Systeme absolut starrer Wechselkurse fand man vor Allem zu Zeiten des Ersten Weltkrieges, als die Währungen der Länder in einem festen Austauschverhältnis zum Gold (Goldparität) standen. Erst im Laufe der Zeit entwickelten sich schließlich Systeme freier Wechselkurse, bei denen sich die Preise ausschließlich durch Angebot und Nachfrage auf den Finanzmärkten ohne staatliche Eingriffe oder Interventionen der Notenbanken bildeten. Durch die Rückkehr zu starren Kursen auf Grund von zahlreichen Hyperinflationen und Währungsspekulationen bei den flexiblen Wechselkursen kam es allerdings zu enormen Abwertungen wichtiger Währungen und führte zum Zusammenbruch des Goldstandards.

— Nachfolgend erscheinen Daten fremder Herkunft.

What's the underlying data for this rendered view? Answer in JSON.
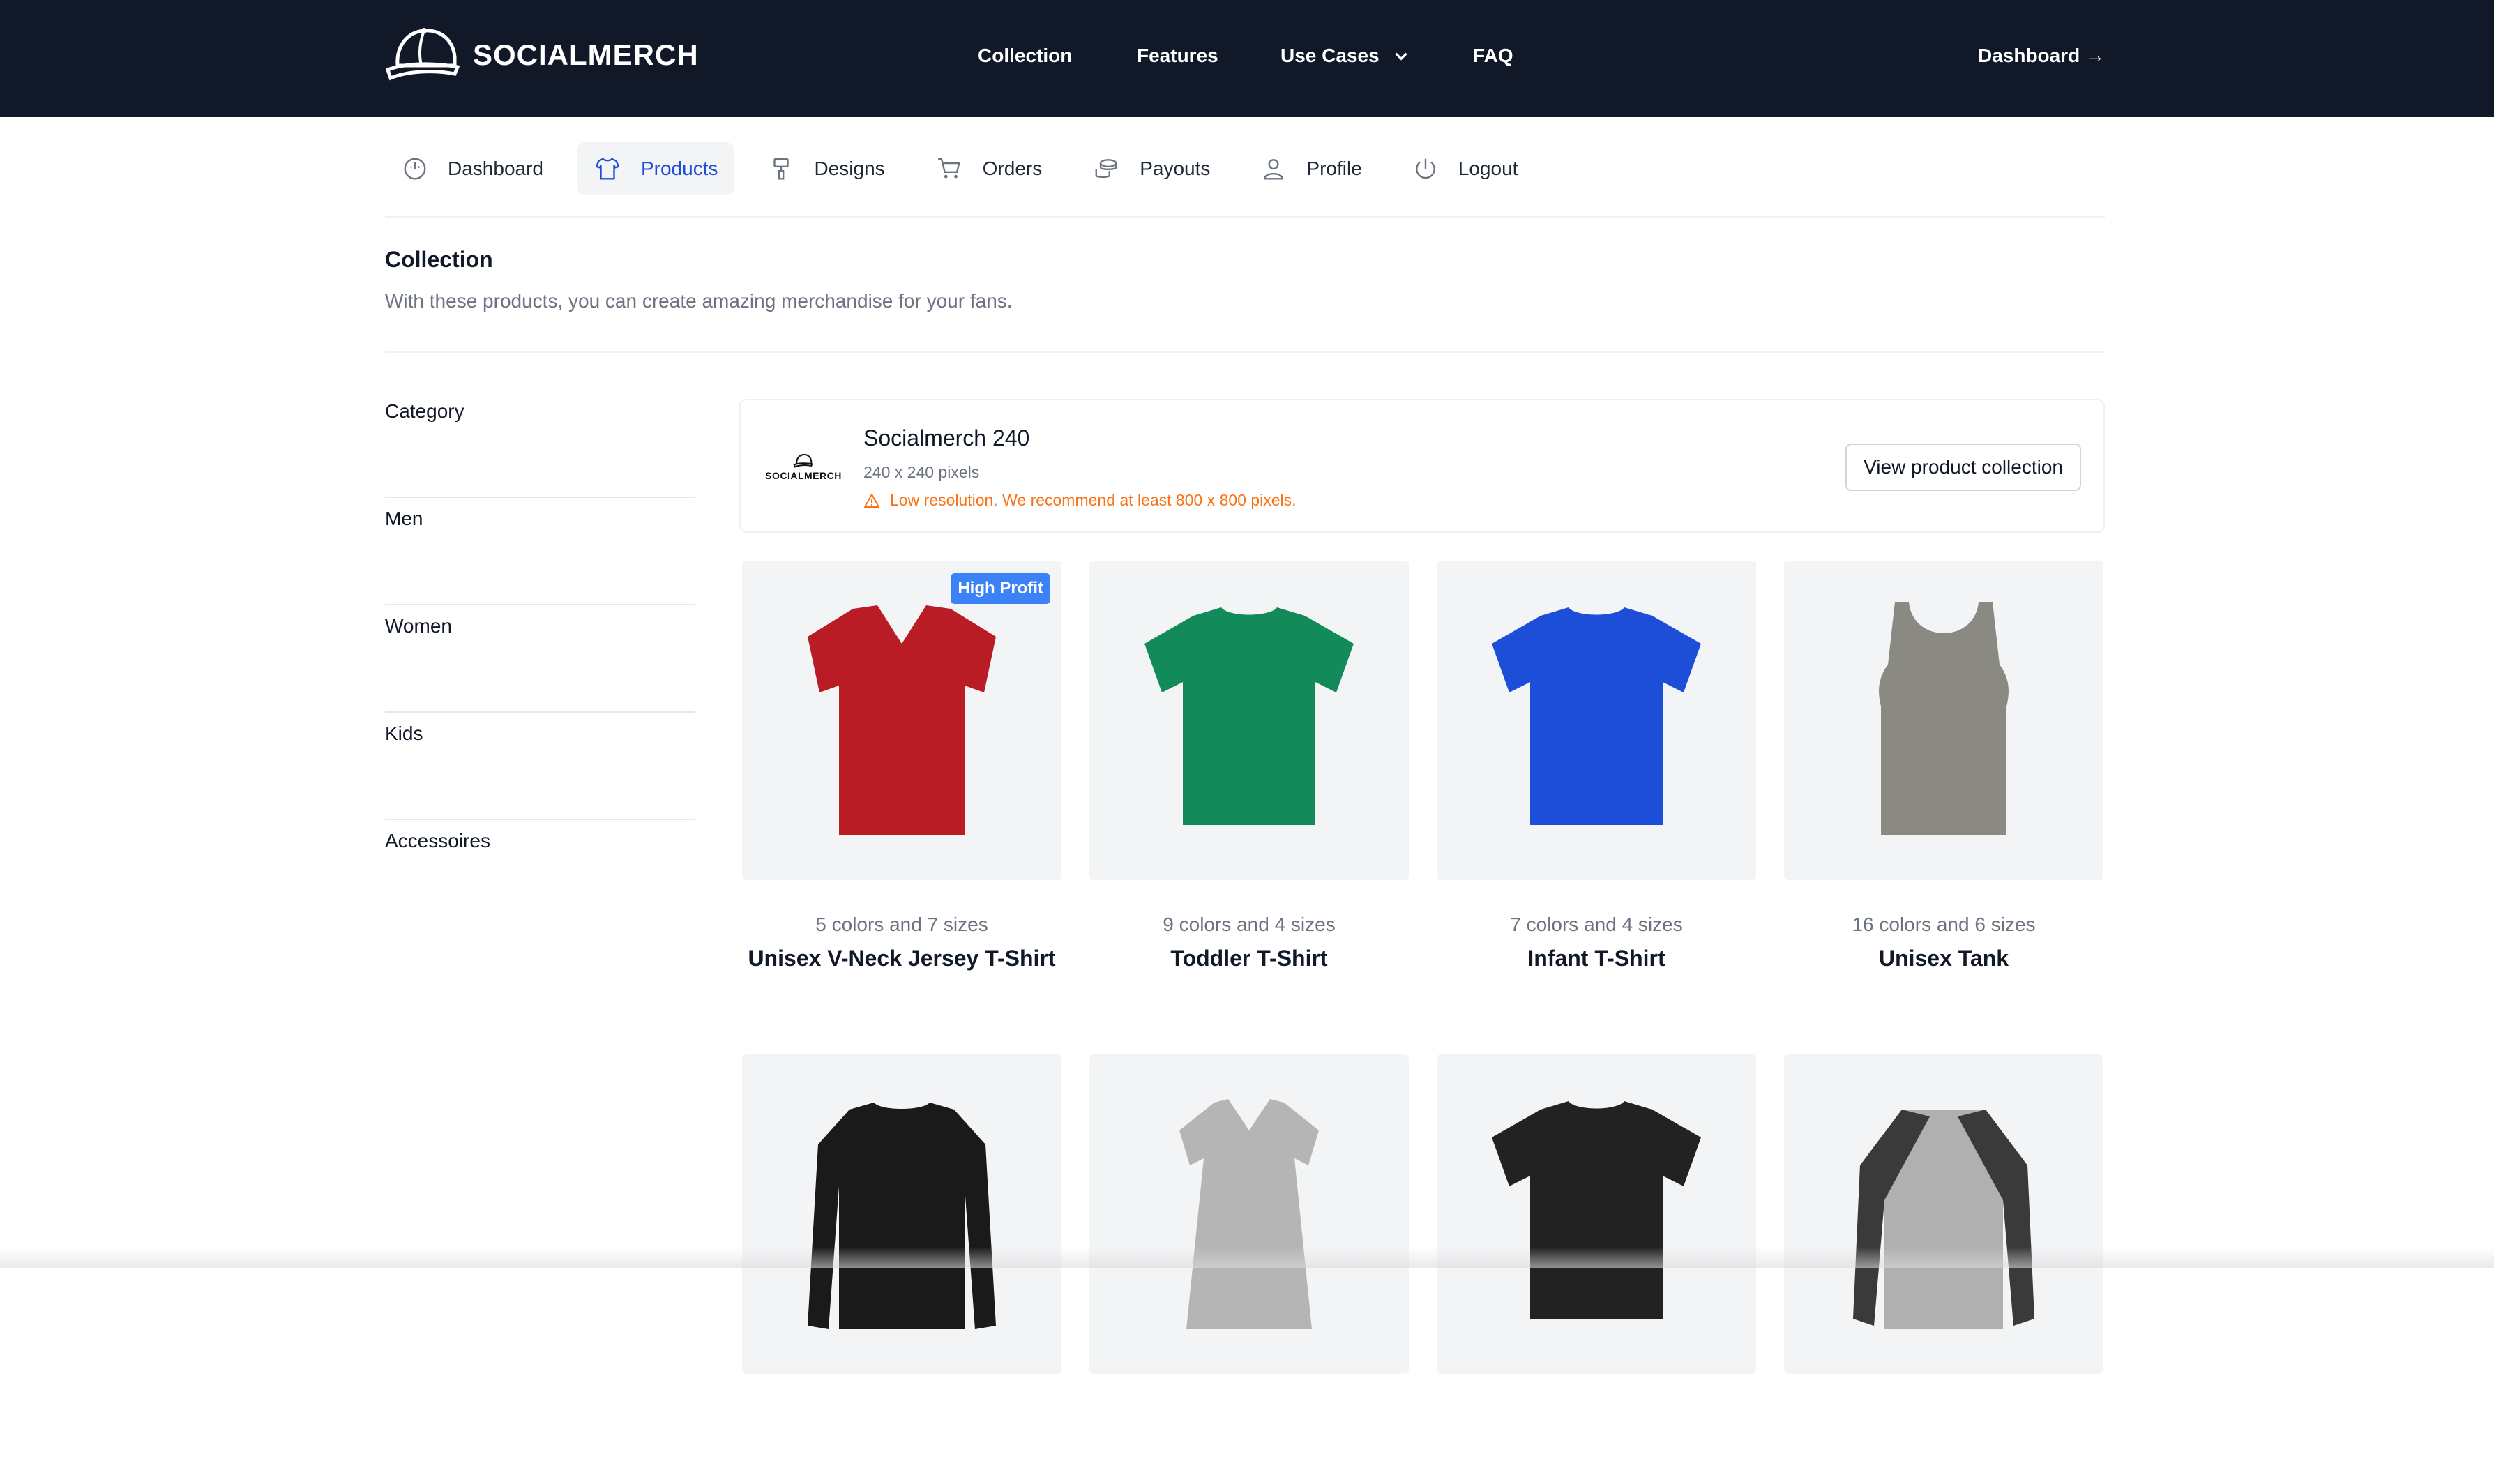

Vorteile fester Wechselkurse
•    Wegfall von Kosten für Devisentermingeschäfte zur Absicherung gegen Wechselkursrisiken auf Grund drastischer Schwankungen
•    feste Kalkulations- und Planungsbasis
•    Vermeidung von Inflation im eigenen Land
•    Abwertungen der Währungen zur Exportförderung werden verhindert
•    Stabilität der Wechselkurse durch starke Leitwährung
etc.

Nachteile fester Wechselkurse
•    Risiko der Überwertung der inländischen Währung in Folge starker Inflation
•    Zahlungsbilanzunausgeglichenheiten durch unterschiedliche Wirtschaftspolitik in den Teilnehmerländern möglich
•    Fehlende Flexibilität bei Änderungen des Devisenbedarfs
•    Inflationsimport möglich
•    Förderung der Währungsspekulation bei größeren Ungleichgewichten in den Ländern
•    Autonomie der Geldpolitik nicht möglich
etc.

Fester Wechselkurs zwischen Euro und Schweizer Franken

Der Schweizer Franken und der Euro hatten lange Zeit einen nahezu festen Wechselkurs. Eine Entscheidung der Schweizer Nationalbank hat das 2015 geändert. Seitdem hat der Euro gegenüber dem Schweizer Franken stark abgewertet. Zwischenzeitlich kam es sogar zu einer Währungsparität.